[CDBUG-talk] FTP user for Wordpress Management

[Fongaboo]

Wanted to bounce this off you guys...

I run a FAMP colo box that has a bunch of Wordpress sites on it at this 
point. Depending on users to keep Wordpress and plugins up to date hasn't 
proved too successful.

So we want to run a plugin called InfiniteWP that lets us centrally 
administrate all WP sites. However it requires that FTP credentials be 
stored in each site's config PHP, so that brings with it its own security 
concerns.

Since all relevant Wordpress files have to be owned by the www group and 
perm'ed 775, I thought it would be good to make one UNIX user that has 
just the abilities needed by the plugin and join it to the www group. Then 
I'd put those credentials in every WP config file and perm them 640.

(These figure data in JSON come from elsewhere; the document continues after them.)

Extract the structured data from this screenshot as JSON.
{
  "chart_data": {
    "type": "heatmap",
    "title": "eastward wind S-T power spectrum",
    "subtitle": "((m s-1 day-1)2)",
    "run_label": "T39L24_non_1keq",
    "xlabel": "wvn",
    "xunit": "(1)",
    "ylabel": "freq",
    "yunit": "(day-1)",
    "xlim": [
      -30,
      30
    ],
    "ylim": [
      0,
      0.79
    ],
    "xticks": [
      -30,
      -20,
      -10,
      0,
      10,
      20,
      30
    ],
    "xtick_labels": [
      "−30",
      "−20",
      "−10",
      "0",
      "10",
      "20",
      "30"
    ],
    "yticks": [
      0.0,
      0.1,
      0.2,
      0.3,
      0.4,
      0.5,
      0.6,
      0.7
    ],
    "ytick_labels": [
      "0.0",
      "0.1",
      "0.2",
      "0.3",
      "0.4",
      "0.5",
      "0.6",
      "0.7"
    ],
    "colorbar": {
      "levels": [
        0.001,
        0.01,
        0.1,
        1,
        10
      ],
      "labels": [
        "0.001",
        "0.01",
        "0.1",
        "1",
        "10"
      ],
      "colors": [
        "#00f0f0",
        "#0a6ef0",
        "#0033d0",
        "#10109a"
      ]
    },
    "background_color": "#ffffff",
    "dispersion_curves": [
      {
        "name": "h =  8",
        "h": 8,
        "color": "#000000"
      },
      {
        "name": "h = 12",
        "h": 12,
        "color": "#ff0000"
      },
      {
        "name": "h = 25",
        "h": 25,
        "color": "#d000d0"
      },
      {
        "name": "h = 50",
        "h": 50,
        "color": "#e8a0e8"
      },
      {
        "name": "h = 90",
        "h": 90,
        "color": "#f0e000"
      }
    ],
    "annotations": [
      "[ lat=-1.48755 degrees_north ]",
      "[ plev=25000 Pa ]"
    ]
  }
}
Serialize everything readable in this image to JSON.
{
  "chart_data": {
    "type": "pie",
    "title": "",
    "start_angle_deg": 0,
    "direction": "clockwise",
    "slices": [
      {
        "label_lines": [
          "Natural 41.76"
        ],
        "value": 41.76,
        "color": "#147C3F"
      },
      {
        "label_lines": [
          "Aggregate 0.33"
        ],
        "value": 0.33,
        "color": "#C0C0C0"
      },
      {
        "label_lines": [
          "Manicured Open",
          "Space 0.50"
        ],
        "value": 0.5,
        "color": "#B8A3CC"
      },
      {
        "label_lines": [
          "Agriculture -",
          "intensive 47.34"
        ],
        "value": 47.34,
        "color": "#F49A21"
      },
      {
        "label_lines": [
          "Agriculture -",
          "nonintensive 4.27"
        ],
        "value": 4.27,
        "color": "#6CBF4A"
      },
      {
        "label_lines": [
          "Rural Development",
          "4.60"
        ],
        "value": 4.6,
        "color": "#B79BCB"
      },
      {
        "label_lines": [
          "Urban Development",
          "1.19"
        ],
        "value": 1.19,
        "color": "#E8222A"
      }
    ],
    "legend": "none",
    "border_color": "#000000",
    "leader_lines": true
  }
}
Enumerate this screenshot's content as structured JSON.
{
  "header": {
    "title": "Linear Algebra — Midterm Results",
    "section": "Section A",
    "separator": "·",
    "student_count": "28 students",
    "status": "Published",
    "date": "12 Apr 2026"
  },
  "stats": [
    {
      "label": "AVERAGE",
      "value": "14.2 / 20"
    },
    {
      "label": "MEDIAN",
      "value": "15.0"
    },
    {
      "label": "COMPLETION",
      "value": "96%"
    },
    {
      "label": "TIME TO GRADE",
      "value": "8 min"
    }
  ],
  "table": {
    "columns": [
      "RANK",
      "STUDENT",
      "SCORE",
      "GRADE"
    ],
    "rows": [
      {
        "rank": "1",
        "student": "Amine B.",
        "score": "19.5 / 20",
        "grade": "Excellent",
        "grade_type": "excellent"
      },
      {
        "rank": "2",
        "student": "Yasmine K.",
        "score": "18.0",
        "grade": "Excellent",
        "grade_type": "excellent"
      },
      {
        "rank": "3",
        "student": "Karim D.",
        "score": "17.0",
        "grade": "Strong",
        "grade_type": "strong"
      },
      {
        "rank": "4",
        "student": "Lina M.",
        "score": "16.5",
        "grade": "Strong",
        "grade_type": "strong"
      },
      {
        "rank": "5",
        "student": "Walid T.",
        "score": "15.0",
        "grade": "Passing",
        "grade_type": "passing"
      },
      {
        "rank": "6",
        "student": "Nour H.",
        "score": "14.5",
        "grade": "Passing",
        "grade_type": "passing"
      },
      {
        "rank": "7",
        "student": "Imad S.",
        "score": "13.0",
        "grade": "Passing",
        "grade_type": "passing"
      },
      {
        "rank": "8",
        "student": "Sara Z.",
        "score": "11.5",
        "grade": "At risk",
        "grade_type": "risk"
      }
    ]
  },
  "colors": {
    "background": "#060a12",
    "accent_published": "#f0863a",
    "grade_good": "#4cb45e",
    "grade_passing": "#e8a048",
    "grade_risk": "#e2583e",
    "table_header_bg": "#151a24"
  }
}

First, I am wondering if this is a good idea, or is it still better to do 
different credentials per config file.

Second, if it is a good idea, I am wondering how to make a user that can 
1) FTP and FTP only and 2) can see outside chroot.

On #1, I could swear I used to make FTP-only accounts just by setting 
shell to nologin, but then even FTP login failed.

On #2, is the only way to do this to add the user to the wheel group? 
Which is kind of scary, amirite?


P.S. I am running ProFTPd if that matters

P.P.S. When are we gonna get back together?